Jenner: Yeah, playing catch with each other. We definitely incorporated out own style into it like you were saying. I was doing it from the windup position, but even in that Rick let us play with it. I remember doing research of guys doing it from the windup back then. Even now they’re taking deep breathes. That’s kind of why I was using it like a focus technique, because in the original script, he was kind of like talking to himself. So I was like “Let me get into my own zone. As long as we were staying true to the period and the style.

Brittain: Like Austin Amelio who plays Nesbit. He worked submarine.

Jenner: Which is hard.

Will: It’s really hard. Quinton Johnson and Glen Powell. Neither of them were ball players either. Glen caught balls at first base and Quinton fielded grounders.
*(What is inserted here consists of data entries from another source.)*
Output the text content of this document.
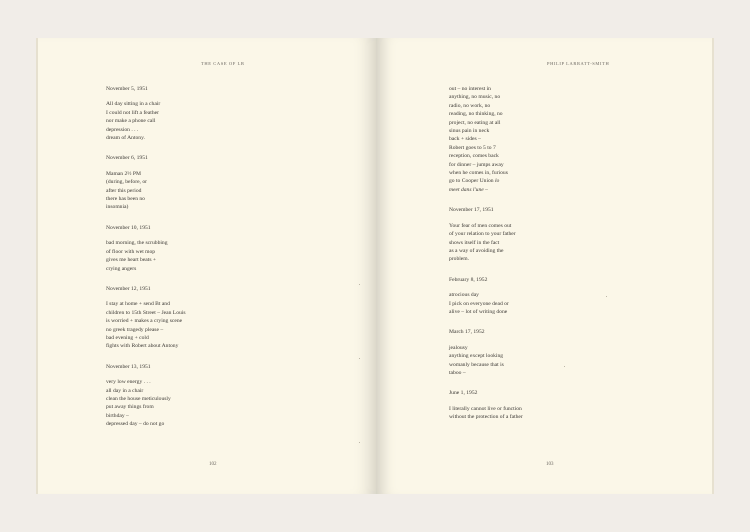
THE CASE OF LB
November 5, 1951
All day sitting in a chair
I could not lift a feather
nor make a phone call
depression . . .
dream of Antony.
November 6, 1951
Maman 2½ PM
(during, before, or
after this period
there has been no
insomnia)
November 10, 1951
bad morning, the scrubbing
of floor with wet mop
gives me heart beats +
crying angers
November 12, 1951
I stay at home + send Bt and
children to 15th Street – Jean Louis
is worried + makes a crying scene
no greek tragedy please –
bad evening + cold
fights with Robert about Antony
November 13, 1951
very low energy . . .
all day in a chair
clean the house meticulously
put away things from
birthday –
depressed day – do not go
102
PHILIP LARRATT-SMITH
out – no interest in
anything, no music, no
radio, no work, no
reading, no thinking, no
project, no eating at all
sinus pain in neck
back + sides –
Robert goes to 5 to 7
reception, comes back
for dinner – jumps away
when he comes in, furious
go to Cooper Union lo
meet dans l'une –
November 17, 1951
Your fear of men comes out
of your relation to your father
shows itself in the fact
as a way of avoiding the
problem.
February 8, 1952
atrocious day
I pick on everyone dead or
alive – lot of writing done
March 17, 1952
jealousy
anything except looking
womanly because that is
taboo –
June 1, 1952
I literally cannot live or function
without the protection of a father
103
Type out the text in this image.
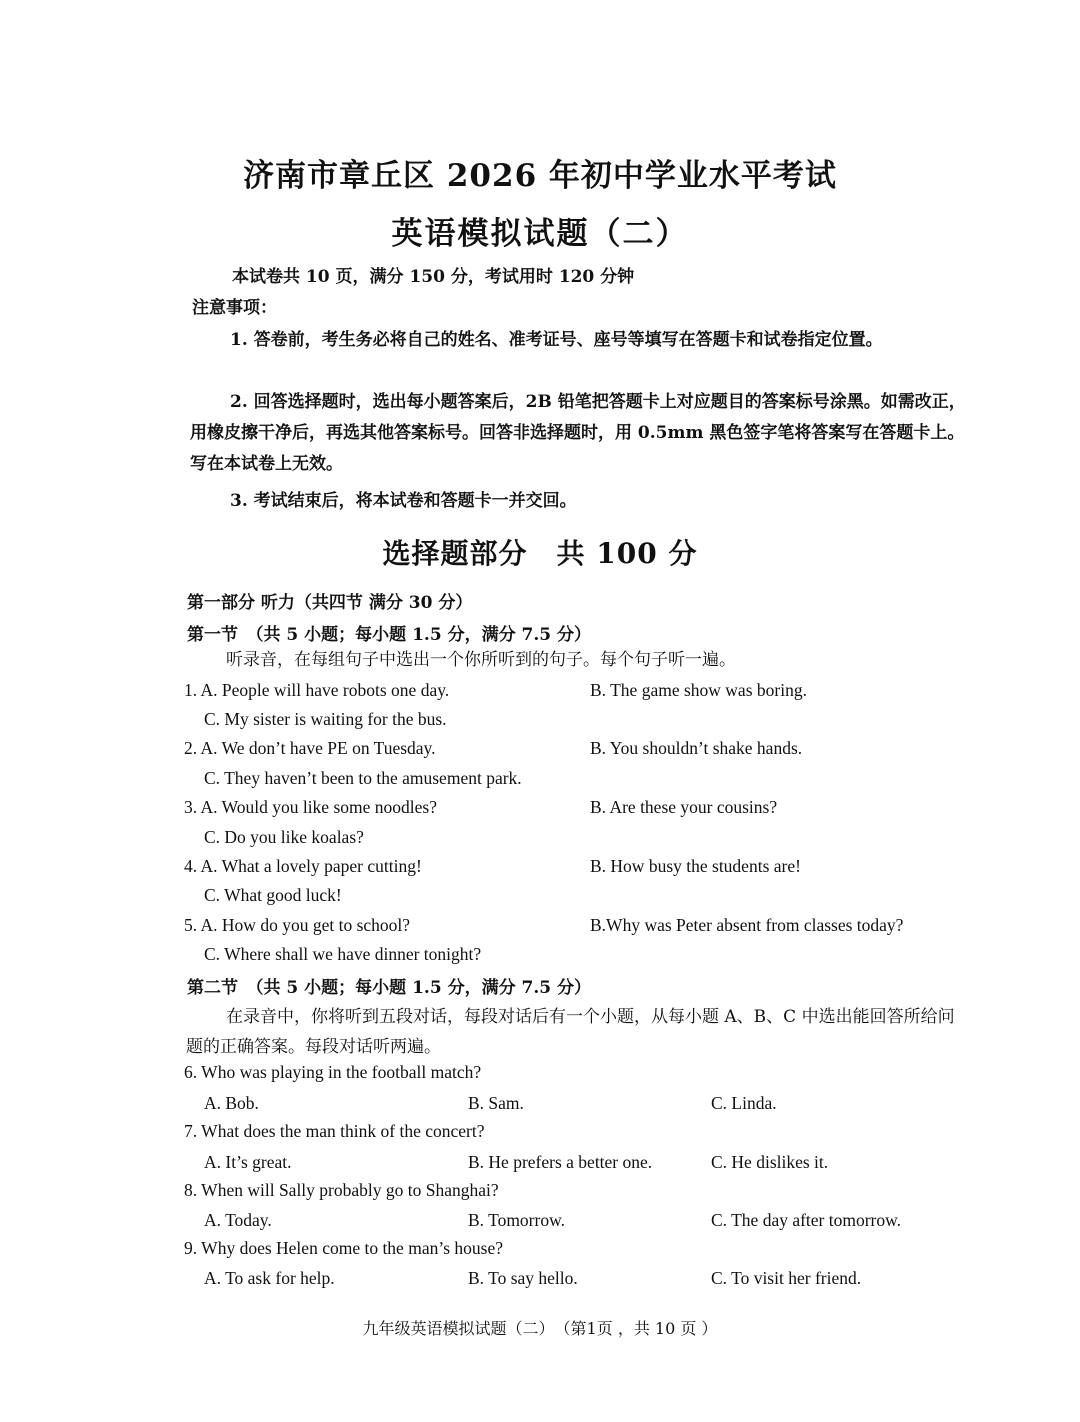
济南市章丘区 2026 年初中学业水平考试
英语模拟试题（二）
本试卷共 10 页，满分 150 分，考试用时 120 分钟
注意事项：
1. 答卷前，考生务必将自己的姓名、准考证号、座号等填写在答题卡和试卷指定位置。
2. 回答选择题时，选出每小题答案后，2B 铅笔把答题卡上对应题目的答案标号涂黑。如需改正，用橡皮擦干净后，再选其他答案标号。回答非选择题时，用 0.5mm 黑色签字笔将答案写在答题卡上。写在本试卷上无效。
3. 考试结束后，将本试卷和答题卡一并交回。
选择题部分　共 100 分
第一部分 听力（共四节 满分 30 分）
第一节　（共 5 小题；每小题 1.5 分，满分 7.5 分）
听录音，在每组句子中选出一个你所听到的句子。每个句子听一遍。
1. A. People will have robots one day.	B. The game show was boring.
C. My sister is waiting for the bus.
2. A. We don’t have PE on Tuesday.	B. You shouldn’t shake hands.
C. They haven’t been to the amusement park.
3. A. Would you like some noodles?	B. Are these your cousins?
C. Do you like koalas?
4. A. What a lovely paper cutting!	B. How busy the students are!
C. What good luck!
5. A. How do you get to school?	B.Why was Peter absent from classes today?
C. Where shall we have dinner tonight?
第二节　（共 5 小题；每小题 1.5 分，满分 7.5 分）
在录音中，你将听到五段对话，每段对话后有一个小题，从每小题 A、B、C 中选出能回答所给问题的正确答案。每段对话听两遍。
6. Who was playing in the football match?
A. Bob.	B. Sam.	C. Linda.
7. What does the man think of the concert?
A. It’s great.	B. He prefers a better one.	C. He dislikes it.
8. When will Sally probably go to Shanghai?
A. Today.	B. Tomorrow.	C. The day after tomorrow.
9. Why does Helen come to the man’s house?
A. To ask for help.	B. To say hello.	C. To visit her friend.
九年级英语模拟试题（二）　（第1页 ，共 10 页 ）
So we just worked on the stuff that we knew that we had to do and did it well. The rest of the guys were d*mned good ball players.

Jenner: Forrest (Vickery) was pretty good, right?

Brittain: Forrest was really good. Well, Forest has to hit a line drive in between shortstop and second into centerfield off of a live pitch. It’s like a whole sequence that has to happen after that, which is really hard to film. And Forest was crushing the ball and knocking it all over the place, but he had to specifically hit a line drive. He probably hit like 30 balls before we finally got it. He was a little stressed out.

Do you see this as a sports movie? It is to me, but it’s not the traditional sports film.
Hoechlin: To me, sports is a metaphor for life. I think traditionally when you think of a sports movie, a lot of times you think there’s gonna be a quest for a championship and they’re either gonna make it or they’re not. That’s the definition of a sports film, but to me that’s not what it’s about. To me, sports are about the challenges you face, how you work through those challenges and how you deal with other people on a team. Rick focused on that and I find it far more interesting just to see the dynamics of the characters and how they relate to each other. That’s so much more fascinating than the game. If you want to watch a game, watch a game. Watch football on Sunday, watch baseball in October. That’s dramatic. Watching it scripted, you’re playing it out. You already know what’s going to happen.

Brittain: It’s probably a truer sports movie than most sports movies in that aspect. A game of knuckles is very intense.

Jenner: I didn’t play baseball like Tyler or anybody, but I think what Rick does so well is he doesn’t go straight for the outcome. He loves the topic of getting there. It’s cool to see somebody win, but it’s also cool to see the process of achieving that and forming yourself.

Hoechlin: That’s why you watch the whole game. People always say about basketball that “You can just watch the last two minutes.” But you want to see the game and how it develops. There are flows to it and different teams go through different flows. And that’s the fascinating part.

And finally, with all of you being young guys, what would you want to do in your careers that you haven’t done yet?
Brittain:
That’s good question. I haven’t done t.v. yet. These guys have (Jenner starred on Glee and Hoechlin starred on Teen Wolf). I’d like to do a short stint on a great show. Something along the lines of Breaking Bad or House of Cards. That would be great.

Hoechlin: Too much. Honestly, just about anything I haven’t done. The scripts that you’re most excited about are the ones where you read them and say “Ooh, I haven’t tried that yet. I love watching people like Christian Bale and Johnny Depp who do that and constantly take risks. Sometimes if works, sometimes it doesn’t, but when it works it’s amazing. I like the idea of having roles that when you read the script it’s like “Okay, it will take me about 3 to 6 months to get to where this needs to be. I like that challenge. Honestly, something like this (Everybody Wants Some) again would be a dream. It was the most fun I’ve ever had working for sure.